中国の弱みは何かと言えば、それはまず出生率の低さにある。

1979年から実施された「一人っ子政策」の影響で、ここ20年来、出生率が人口置換水準(人口が増加も減少もしない状態の出生率)をずっと下回っている(図1参照)。中国の出生率は1960年代から下がり続けていたが、「一人っ子政策」を導入したせいで、ついにこの水準まで落ちてしまったのだ。

図表1:出生率は人口置換水準を下回り続けている(画像=『お金の流れで読む 日本と世界の未来』より)

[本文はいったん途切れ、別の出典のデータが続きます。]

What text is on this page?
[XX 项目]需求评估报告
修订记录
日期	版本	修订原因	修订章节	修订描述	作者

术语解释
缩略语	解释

一人っ子政策が始まってから30年の間に、男の子ばかり望む親が増えて人口の男女比がアンバランスになったり、高齢者人口が膨れ上がる一方で労働力人口は不足したりするなど、さまざまな問題が噴出した。そのため2014年には「単独二子政策(夫婦どちらか一方が一人っ子の場合は第二子の出産を認める政策)」が導入された。2年後にはそれも廃止され、子供を二人産むことが合法になった。

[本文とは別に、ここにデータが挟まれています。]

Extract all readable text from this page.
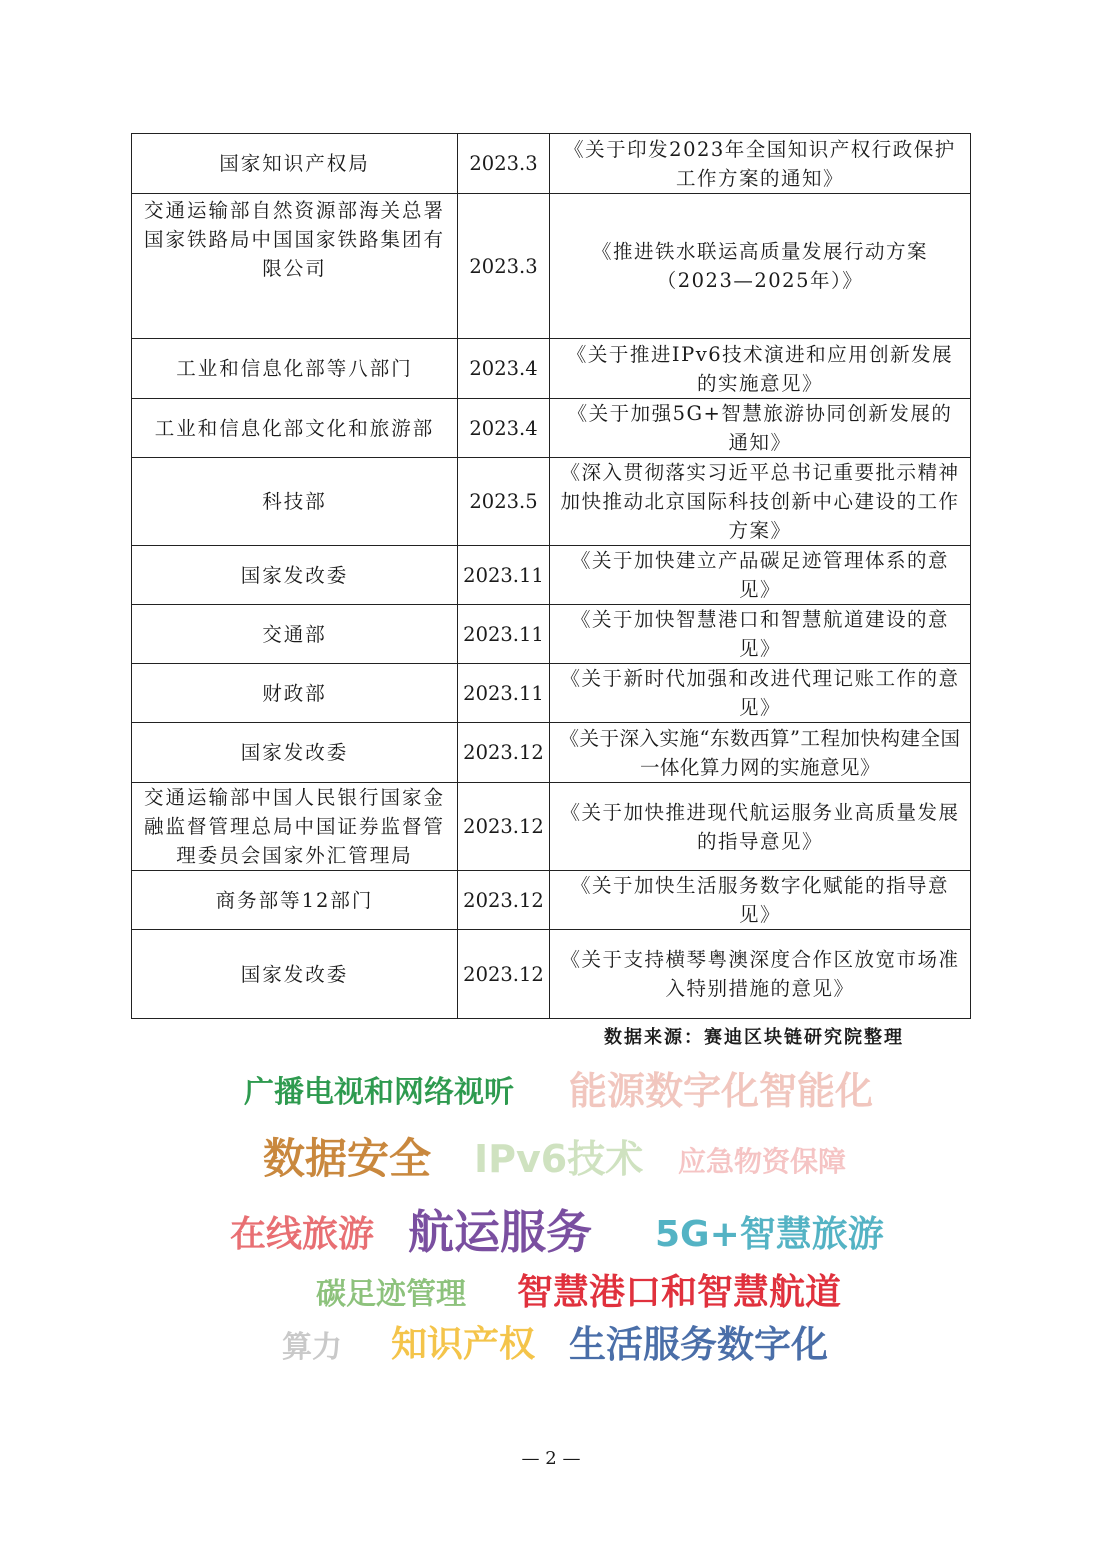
国家知识产权局	2023.3	《关于印发2023年全国知识产权行政保护工作方案的通知》
交通运输部自然资源部海关总署国家铁路局中国国家铁路集团有限公司	2023.3	《推进铁水联运高质量发展行动方案（2023—2025年）》
工业和信息化部等八部门	2023.4	《关于推进IPv6技术演进和应用创新发展的实施意见》
工业和信息化部文化和旅游部	2023.4	《关于加强5G+智慧旅游协同创新发展的通知》
科技部	2023.5	《深入贯彻落实习近平总书记重要批示精神加快推动北京国际科技创新中心建设的工作方案》
国家发改委	2023.11	《关于加快建立产品碳足迹管理体系的意见》
交通部	2023.11	《关于加快智慧港口和智慧航道建设的意见》
财政部	2023.11	《关于新时代加强和改进代理记账工作的意见》
国家发改委	2023.12	《关于深入实施“东数西算”工程加快构建全国一体化算力网的实施意见》
交通运输部中国人民银行国家金融监督管理总局中国证券监督管理委员会国家外汇管理局	2023.12	《关于加快推进现代航运服务业高质量发展的指导意见》
商务部等12部门	2023.12	《关于加快生活服务数字化赋能的指导意见》
国家发改委	2023.12	《关于支持横琴粤澳深度合作区放宽市场准入特别措施的意见》
数据来源：赛迪区块链研究院整理
广播电视和网络视听 能源数字化智能化
数据安全 IPv6技术 应急物资保障
在线旅游 航运服务 5G+智慧旅游
碳足迹管理 智慧港口和智慧航道
算力 知识产权 生活服务数字化
— 2 —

それでも中国人、とりわけ中流階級の多くは、子供を二人持つことを望んでいない。都会では特に、一人の子供に多額の養育費をかけることが習慣化してしまっているので、子供を複数持つのは経済的な負担になるのだ。それに加えて精神面でのストレス、キャリアへの影響もあり、二の足を踏む人が多い。日本や韓国など多くの国でもそうであるように、少子化は長期的に見て、労働力人口の減少や若者世代への負担増など、さまざまな問題の原因になる。

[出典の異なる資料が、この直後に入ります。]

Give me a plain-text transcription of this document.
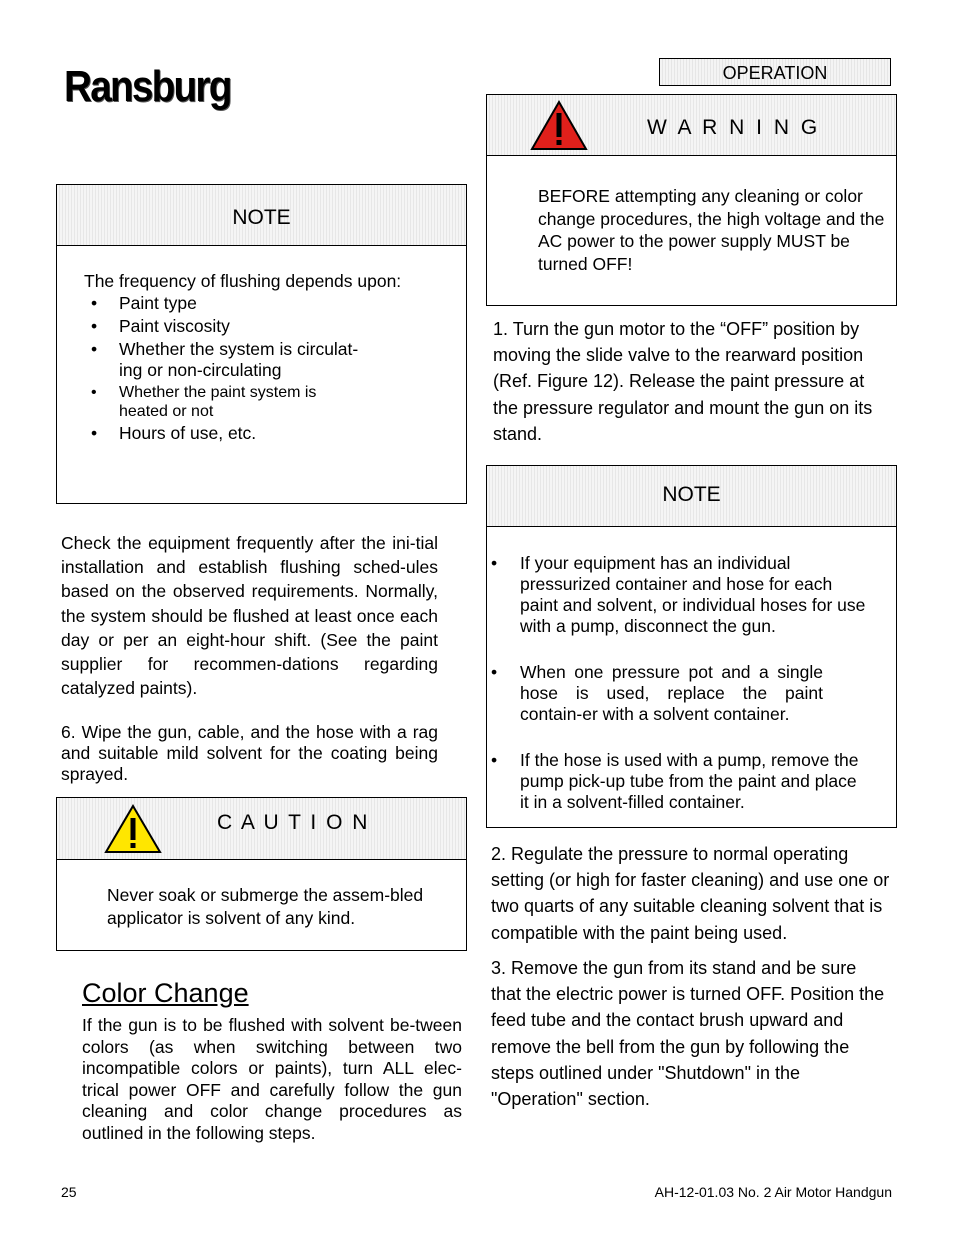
Ransburg	OPERATION
NOTE
The frequency of flushing depends upon:
• Paint type
• Paint viscosity
• Whether the system is circulat-ing or non-circulating
• Whether the paint system is heated or not
• Hours of use, etc.
Check the equipment frequently after the ini-tial installation and establish flushing sched-ules based on the observed requirements. Normally, the system should be flushed at least once each day or per an eight-hour shift. (See the paint supplier for recommen-dations regarding catalyzed paints).
6. Wipe the gun, cable, and the hose with a rag and suitable mild solvent for the coating being sprayed.
C A U T I O N
Never soak or submerge the assem-bled applicator is solvent of any kind.
Color Change
If the gun is to be flushed with solvent be-tween colors (as when switching between two incompatible colors or paints), turn ALL elec-trical power OFF and carefully follow the gun cleaning and color change procedures as outlined in the following steps.
W A R N I N G
BEFORE attempting any cleaning or color change procedures, the high voltage and the AC power to the power supply MUST be turned OFF!
1. Turn the gun motor to the “OFF” position by moving the slide valve to the rearward position (Ref. Figure 12). Release the paint pressure at the pressure regulator and mount the gun on its stand.
NOTE
• If your equipment has an individual pressurized container and hose for each paint and solvent, or individual hoses for use with a pump, disconnect the gun.
• When one pressure pot and a single hose is used, replace the paint contain-er with a solvent container.
• If the hose is used with a pump, remove the pump pick-up tube from the paint and place it in a solvent-filled container.
2. Regulate the pressure to normal operating setting (or high for faster cleaning) and use one or two quarts of any suitable cleaning solvent that is compatible with the paint being used.
3. Remove the gun from its stand and be sure that the electric power is turned OFF. Position the feed tube and the contact brush upward and remove the bell from the gun by following the steps outlined under "Shutdown" in the "Operation" section.
25	AH-12-01.03 No. 2 Air Motor Handgun
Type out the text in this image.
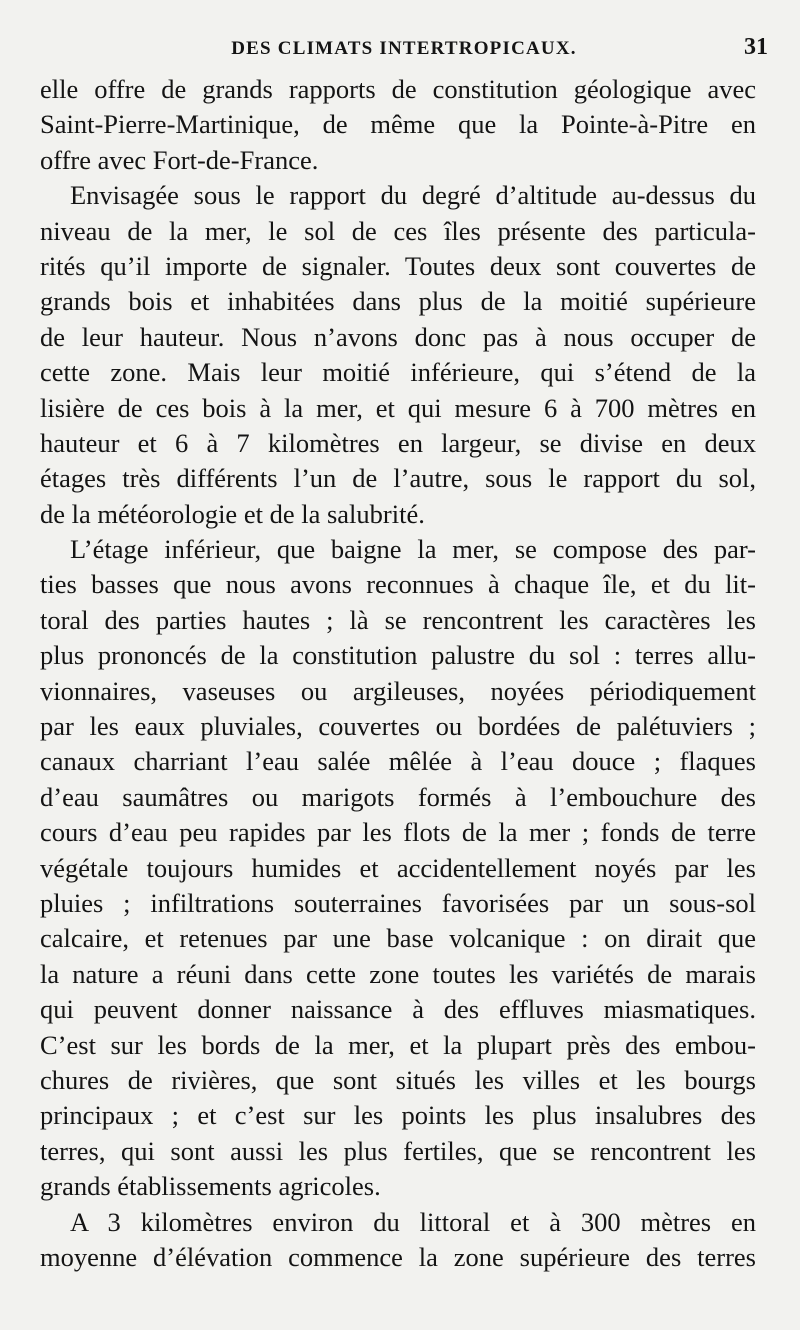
DES CLIMATS INTERTROPICAUX.	31
elle offre de grands rapports de constitution géologique avec
Saint-Pierre-Martinique, de même que la Pointe-à-Pitre en
offre avec Fort-de-France.
Envisagée sous le rapport du degré d’altitude au-dessus du
niveau de la mer, le sol de ces îles présente des particula-
rités qu’il importe de signaler. Toutes deux sont couvertes de
grands bois et inhabitées dans plus de la moitié supérieure
de leur hauteur. Nous n’avons donc pas à nous occuper de
cette zone. Mais leur moitié inférieure, qui s’étend de la
lisière de ces bois à la mer, et qui mesure 6 à 700 mètres en
hauteur et 6 à 7 kilomètres en largeur, se divise en deux
étages très différents l’un de l’autre, sous le rapport du sol,
de la météorologie et de la salubrité.
L’étage inférieur, que baigne la mer, se compose des par-
ties basses que nous avons reconnues à chaque île, et du lit-
toral des parties hautes ; là se rencontrent les caractères les
plus prononcés de la constitution palustre du sol : terres allu-
vionnaires, vaseuses ou argileuses, noyées périodiquement
par les eaux pluviales, couvertes ou bordées de palétuviers ;
canaux charriant l’eau salée mêlée à l’eau douce ; flaques
d’eau saumâtres ou marigots formés à l’embouchure des
cours d’eau peu rapides par les flots de la mer ; fonds de terre
végétale toujours humides et accidentellement noyés par les
pluies ; infiltrations souterraines favorisées par un sous-sol
calcaire, et retenues par une base volcanique : on dirait que
la nature a réuni dans cette zone toutes les variétés de marais
qui peuvent donner naissance à des effluves miasmatiques.
C’est sur les bords de la mer, et la plupart près des embou-
chures de rivières, que sont situés les villes et les bourgs
principaux ; et c’est sur les points les plus insalubres des
terres, qui sont aussi les plus fertiles, que se rencontrent les
grands établissements agricoles.
A 3 kilomètres environ du littoral et à 300 mètres en
moyenne d’élévation commence la zone supérieure des terres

日本と同様、アジア諸国は移民を嫌うという傾向がある。中国人、そして韓国人の多くは海外に移住しているが、自国への移民受け入れは皮肉なほどに少ない。この傾向は、将来人口減少を引き起こし、大きな問題を引き起こす可能性がある。

地方と都市とで広がる格差

さらには、地方と都市との大きな格差も問題だ。地方と都市とでは社会保障が異なり、それが両者の格差を広げているとも言われている。政府もそのことはわかっているはずだ。最近北京で開かれた会合でも、「この40年間で、都会の人たちはとても成功したが、田舎の人は成功していない」という主旨の発言があった。地方の人は、成功を求めて誰もが都会へ出て行ったのだ。

中国政府はいま、地方を助けるべくありとあらゆることを実行している。中国には3兆2000万米ドルという世界ランキング1位の外貨準備高(図2参照)があるから、財政支出を増やすことには問題がない。むしろ本当に必要な部分にどうやって金を回していくか、ということの方が問われるだろう。

図表2:外貨準備高は世界で1位だ(画像=『お金の流れで読む 日本と世界の未来』より)

銀行は、規模が小さかったり地方にあったりする企業に金を貸すことはしない。そういった企業の方でも、金を借りようとはしない。だから政府が手を差し伸べ、地方の生活水準を向上させ、消費を刺激する政策を取らなければならないのだ。

具体的には、起業を支援する「イノベーションセンター」を全国に建設したり、財政収入ではなく投資プロジェクトのリターンから返済する債券、特別目的債を地方政府には余分に発行させたりと、いろいろと手を尽くしている。特別なローンもできる。農業従事者であれば、いま大都市の北京では歓迎されるだろう。